De onde vêm suas ideias? Há um conjunto de hábitos que você cultiva para se manter criativo?
Bem, sou um jurista e escrevo sobre temas referentes à realidade social do nosso país. Estabeleço tópicos sobre os quais pesquisarei durante um determinado período de tempo. Sou especialista em direito de minorias e procuro abordar uma dimensão dos problemas enfrentados por esses grupos em cada um dos meus trabalhos. Considero que não tenho mais contribuições significativas a dar para o debate sobre os direitos de minorias sexuais no momento. Estou interessado no racismo no judiciário. Aliás, acabo de terminar um artigo sobre criminologia. Esse será o tema da minha produção durante os próximos anos.
O jurista não trabalha com inspirações no sentido comum do termo. Nossa produção não é movida pela atuação das musas, embora alguns juristas escrevam com a mesma elegância que muitos poetas. Não tenho o mesmo espaço para criatividade que um poeta ou um prosador tem. De qualquer forma, sempre procuro utilizar metodologias de pesquisa que permitam abordar os temas de minha pesquisa de forma inovadora. É o caso do meu texto sobre epistemologia racial chamado “Pensando como um negro”.
O que você acha que mudou no seu processo de escrita ao longo dos anos?

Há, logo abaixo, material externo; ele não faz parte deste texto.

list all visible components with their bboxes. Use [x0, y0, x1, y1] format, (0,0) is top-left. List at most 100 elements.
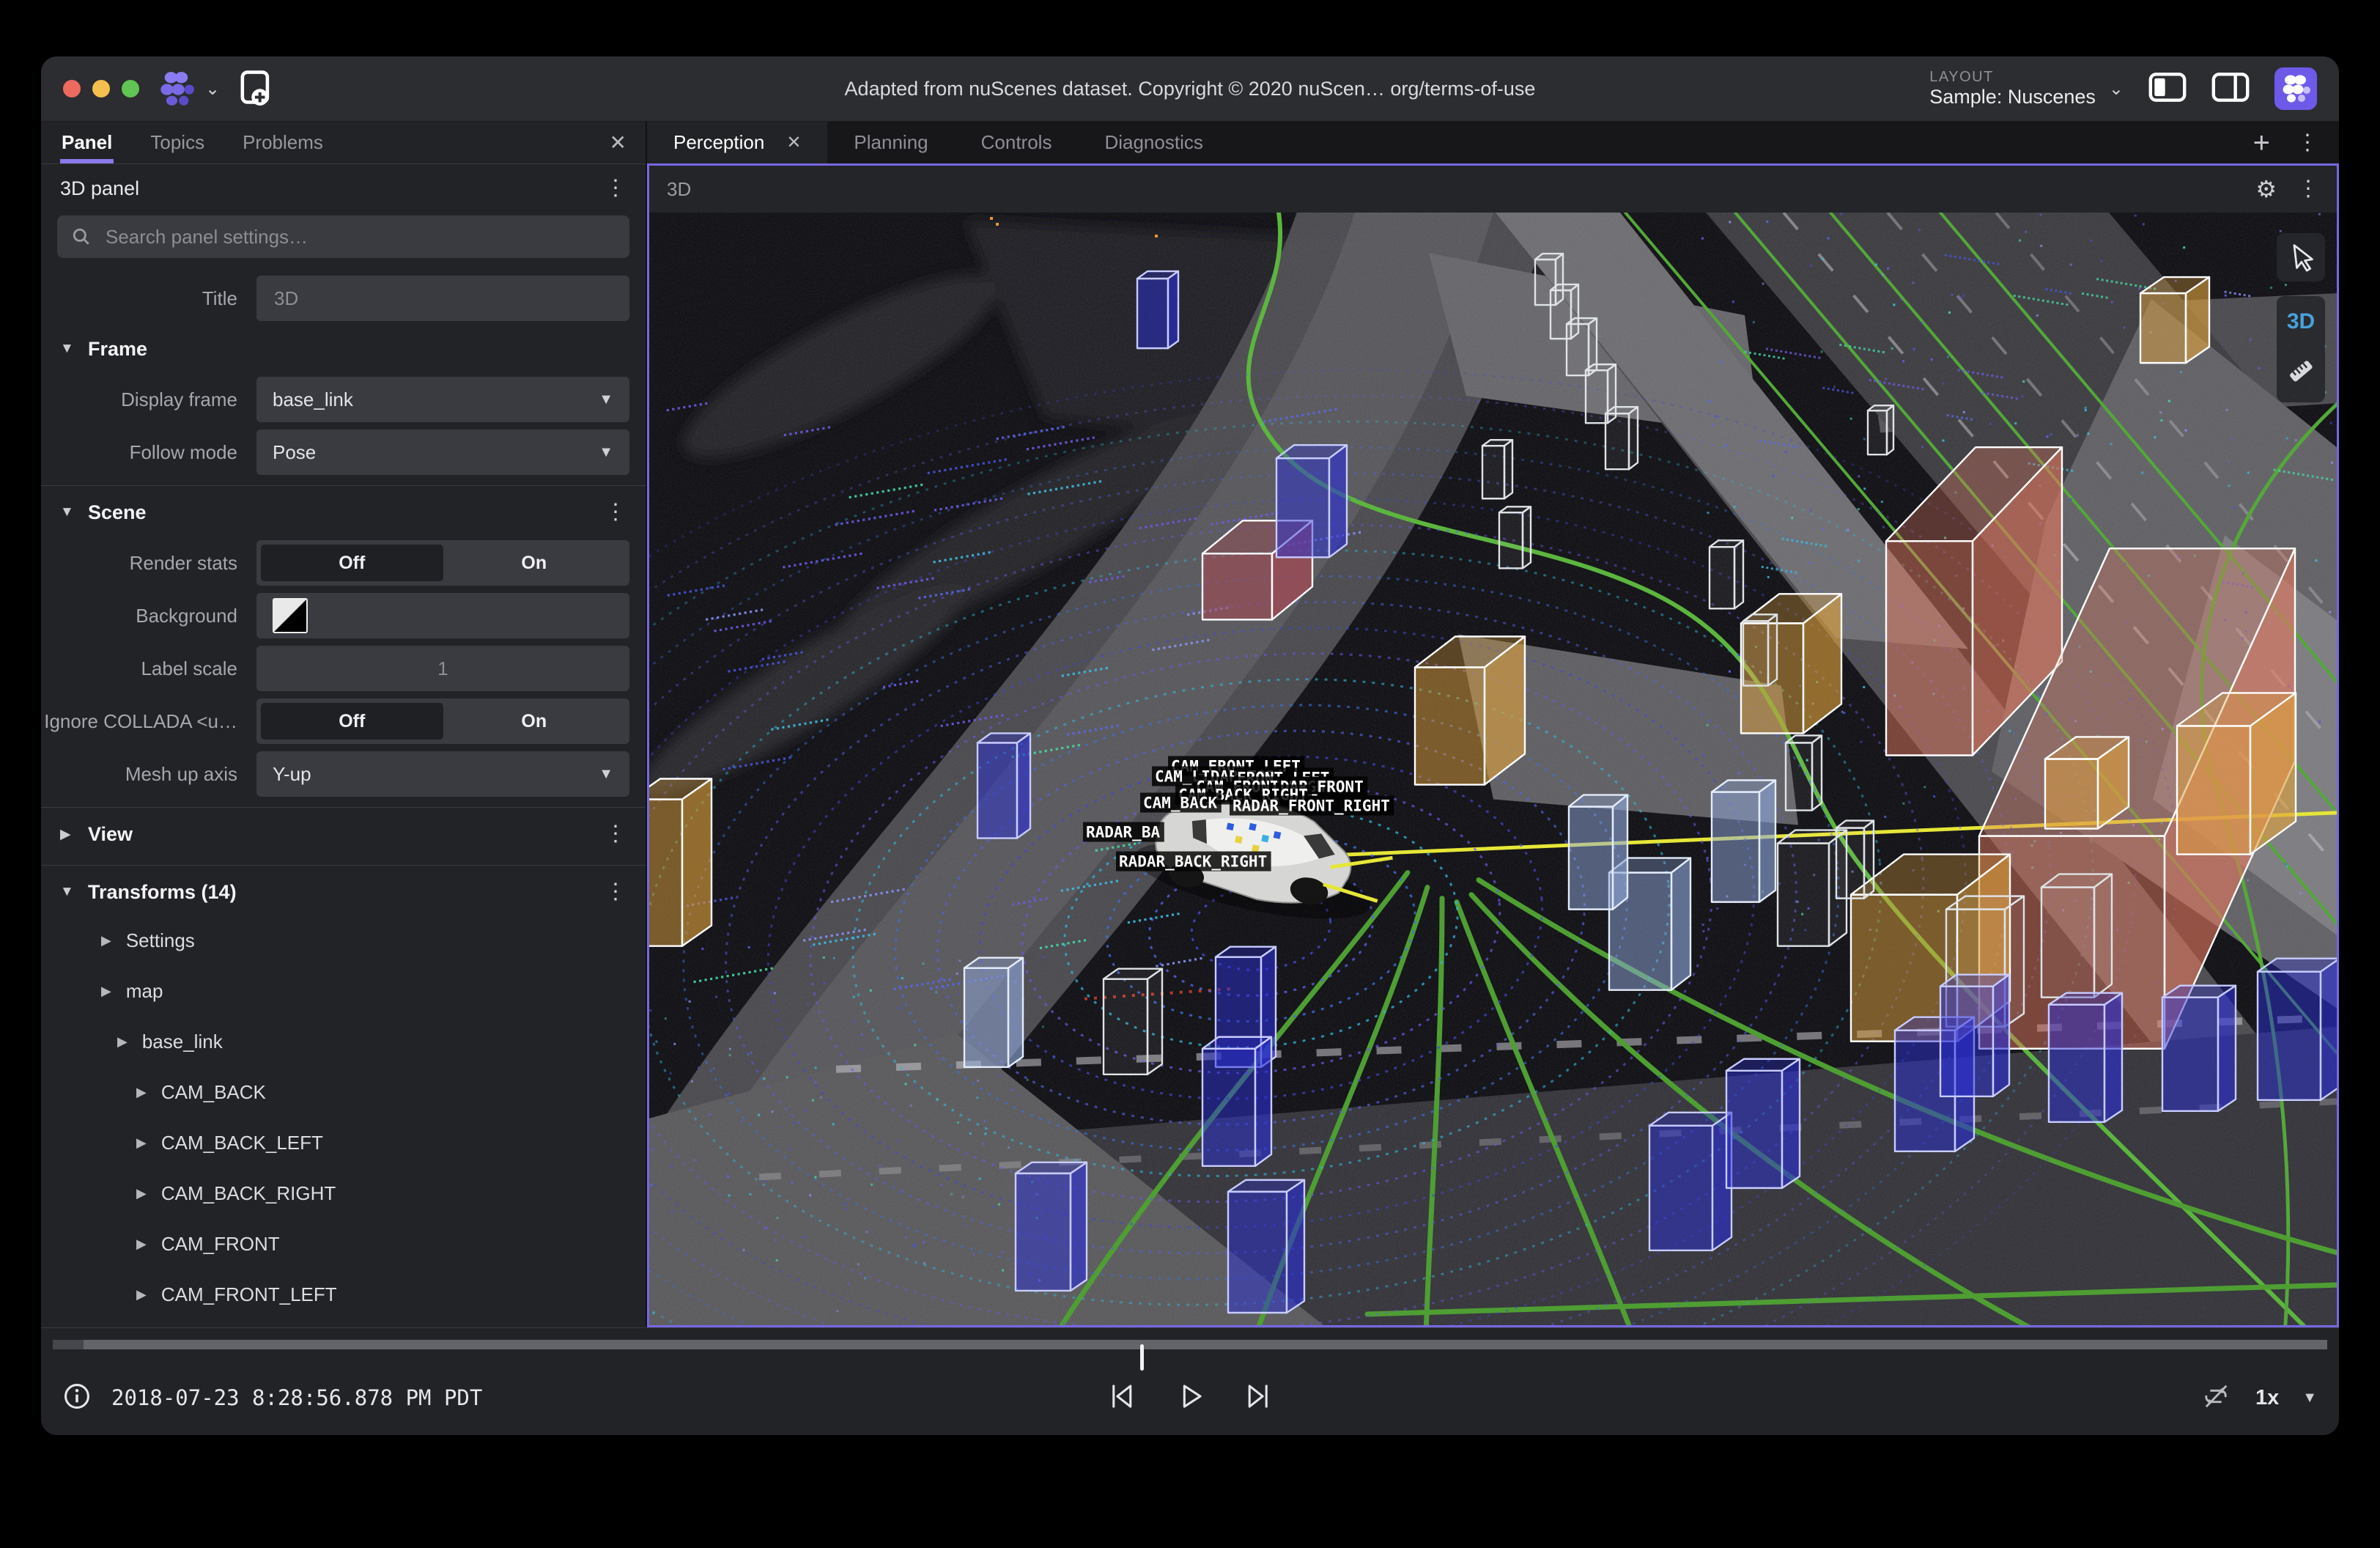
sidebar-tab-problems[interactable]: Problems — [241, 122, 325, 163]
label-scale-label: Label scale — [41, 657, 256, 680]
search-input[interactable] — [104, 225, 615, 249]
tree-item-cam-front-right[interactable]: ▶CAM_FRONT_RIGHT — [41, 1320, 646, 1327]
camera-mode-3d-button[interactable]: 3D — [2287, 309, 2315, 334]
render-stats-toggle[interactable]: Off On — [256, 540, 629, 586]
close-tab-icon[interactable]: ✕ — [786, 132, 801, 153]
tree-item-cam-back-right[interactable]: ▶CAM_BACK_RIGHT — [41, 1168, 646, 1219]
display-frame-select[interactable]: base_link▼ — [256, 377, 629, 422]
close-window-button[interactable] — [63, 80, 81, 97]
select-tool-button[interactable] — [2277, 233, 2325, 281]
chevron-right-icon: ▶ — [117, 1034, 128, 1050]
chevron-right-icon: ▶ — [136, 1186, 147, 1201]
tab-planning[interactable]: Planning — [827, 122, 954, 163]
tab-diagnostics[interactable]: Diagnostics — [1078, 122, 1229, 163]
skip-forward-icon — [1242, 1379, 1276, 1413]
tree-item-settings[interactable]: ▶Settings — [41, 915, 646, 966]
cursor-icon — [2286, 243, 2316, 272]
tree-item-cam-front[interactable]: ▶CAM_FRONT — [41, 1219, 646, 1269]
tree-item-cam-back[interactable]: ▶CAM_BACK — [41, 1067, 646, 1118]
foxglove-logo-icon — [158, 70, 195, 107]
section-view[interactable]: ▶ View ⋮ — [41, 814, 646, 855]
ignore-collada-label: Ignore COLLADA <u… — [41, 710, 256, 733]
chevron-right-icon: ▶ — [101, 933, 111, 948]
section-scene[interactable]: ▼ Scene ⋮ — [41, 492, 646, 533]
traffic-lights — [63, 80, 139, 97]
render-stats-label: Render stats — [41, 552, 256, 575]
timeline-scrubber[interactable] — [53, 1340, 2327, 1349]
chevron-right-icon: ▶ — [136, 1287, 147, 1302]
measure-tool-button[interactable] — [2286, 356, 2316, 389]
sidebar-tab-topics[interactable]: Topics — [149, 122, 206, 163]
3d-scene-viewport[interactable]: CAM_FRONT_LEFTCAM_LIDAR_TOPFRONT LEFTCAM… — [649, 213, 2337, 1325]
transforms-tree: ▶Settings ▶map ▶base_link ▶CAM_BACK ▶CAM… — [41, 913, 646, 1327]
tree-item-map[interactable]: ▶map — [41, 966, 646, 1017]
svg-text:RADAR_FRONT_RIGHT: RADAR_FRONT_RIGHT — [1232, 797, 1390, 815]
chevron-down-icon: ⌄ — [2109, 78, 2124, 100]
previous-frame-button[interactable] — [1104, 1379, 1138, 1417]
scene-menu-button[interactable]: ⋮ — [605, 501, 627, 523]
sidebar-tab-panel[interactable]: Panel — [60, 122, 114, 163]
foxglove-app-icon — [2280, 73, 2312, 105]
play-button[interactable] — [1173, 1379, 1207, 1417]
toggle-right-sidebar-button[interactable] — [2211, 72, 2250, 106]
tree-item-base-link[interactable]: ▶base_link — [41, 1017, 646, 1067]
follow-mode-label: Follow mode — [41, 441, 256, 464]
panel-settings-search[interactable] — [57, 215, 629, 258]
layout-tab-bar: Perception✕ Planning Controls Diagnostic… — [647, 122, 2339, 163]
ruler-icon — [2286, 356, 2316, 386]
section-frame[interactable]: ▼ Frame — [41, 328, 646, 369]
follow-mode-select[interactable]: Pose▼ — [256, 430, 629, 475]
label-scale-input[interactable]: 1 — [256, 646, 629, 691]
panel-menu-button[interactable]: ⋮ — [605, 177, 627, 199]
tab-controls[interactable]: Controls — [955, 122, 1079, 163]
transforms-menu-button[interactable]: ⋮ — [605, 881, 627, 903]
view-menu-button[interactable]: ⋮ — [605, 823, 627, 845]
background-label: Background — [41, 605, 256, 627]
loop-off-icon — [2200, 1380, 2232, 1412]
tree-item-cam-back-left[interactable]: ▶CAM_BACK_LEFT — [41, 1118, 646, 1168]
current-timestamp: 2018-07-23 8:28:56.878 PM PDT — [111, 1385, 482, 1410]
svg-text:CAM_BACK: CAM_BACK — [1143, 795, 1217, 812]
skip-back-icon — [1104, 1379, 1138, 1413]
tree-item-cam-front-left[interactable]: ▶CAM_FRONT_LEFT — [41, 1269, 646, 1320]
playback-speed-value[interactable]: 1x — [2255, 1386, 2279, 1410]
toggle-left-sidebar-button[interactable] — [2148, 72, 2187, 106]
minimize-window-button[interactable] — [92, 80, 110, 97]
svg-text:RADAR_BA: RADAR_BA — [1086, 824, 1160, 841]
svg-text:RADAR_BACK_RIGHT: RADAR_BACK_RIGHT — [1119, 853, 1267, 871]
ignore-collada-toggle[interactable]: Off On — [256, 699, 629, 744]
3d-panel: 3D ⚙ ⋮ — [647, 163, 2339, 1327]
chevron-right-icon: ▶ — [60, 826, 76, 843]
section-transforms[interactable]: ▼ Transforms (14) ⋮ — [41, 871, 646, 913]
add-tab-button[interactable]: + — [2253, 128, 2270, 158]
tab-bar-menu-button[interactable]: ⋮ — [2296, 132, 2318, 154]
chevron-down-icon: ▼ — [60, 504, 76, 520]
info-icon — [63, 1382, 91, 1410]
maximize-window-button[interactable] — [122, 80, 139, 97]
gear-icon[interactable]: ⚙ — [2255, 175, 2277, 203]
user-account-button[interactable] — [2274, 67, 2317, 110]
background-color-swatch[interactable] — [273, 598, 308, 633]
toggle-on-option[interactable]: On — [443, 703, 626, 740]
3d-panel-title: 3D — [667, 178, 691, 201]
tab-perception[interactable]: Perception✕ — [647, 122, 827, 163]
mesh-up-axis-select[interactable]: Y-up▼ — [256, 751, 629, 797]
3d-panel-menu-button[interactable]: ⋮ — [2297, 178, 2319, 200]
close-sidebar-button[interactable]: ✕ — [610, 122, 627, 163]
play-icon — [1173, 1379, 1207, 1413]
panel-title-input[interactable] — [273, 287, 613, 311]
chevron-down-icon: ▼ — [599, 444, 613, 461]
toggle-off-option[interactable]: Off — [261, 703, 443, 740]
toggle-off-option[interactable]: Off — [261, 545, 443, 581]
loop-playback-button[interactable] — [2200, 1380, 2232, 1416]
chevron-right-icon: ▶ — [136, 1085, 147, 1100]
data-source-info-button[interactable] — [63, 1382, 91, 1414]
speed-dropdown-caret[interactable]: ▼ — [2302, 1390, 2317, 1407]
toggle-on-option[interactable]: On — [443, 545, 626, 581]
app-menu-button[interactable]: ⌄ — [158, 70, 220, 107]
add-panel-button[interactable] — [239, 69, 273, 109]
layout-picker[interactable]: LAYOUT Sample: Nuscenes ⌄ — [1929, 69, 2124, 108]
app-window: ⌄ Adapted from nuScenes dataset. Copyrig… — [41, 56, 2339, 1435]
next-frame-button[interactable] — [1242, 1379, 1276, 1417]
titlebar: ⌄ Adapted from nuScenes dataset. Copyrig… — [41, 56, 2339, 122]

O que você diria a si mesmo se pudesse voltar à escrita de sua tese?
Minha experiência acadêmica nos EUA teve um impacto tremendo na forma como escrevo. Meus textos são bem mais objetivos e rigorosos. Escrevo para o público em geral e não apenas para o meio jurídico. Sigo à risca o modelo norte-americano e creio que isso fez com que meu trabalho se tornasse muito melhor do que antes. O que eu diria para mim mesmo se pudesse voltar à escrita da minha tese? Planejamento, planejamento, planejamento.
Que projeto você gostaria de fazer, mas ainda não começou? Que livro você gostaria de ler e ele ainda não existe?
Bem, ainda quero escrever um livro sobre meu bisavô João Pereira da Gama. Ele era um homem negro que lutou na Guerra do Paraguai. Seria ótimo escrever uma obra que faça uma relação direta entre a história da minha família e um dos episódios mais trágicos da história do Brasil. Quero ler um livro sobre o envolvimento das mulheres negras na história dos movimentos políticos do nosso país.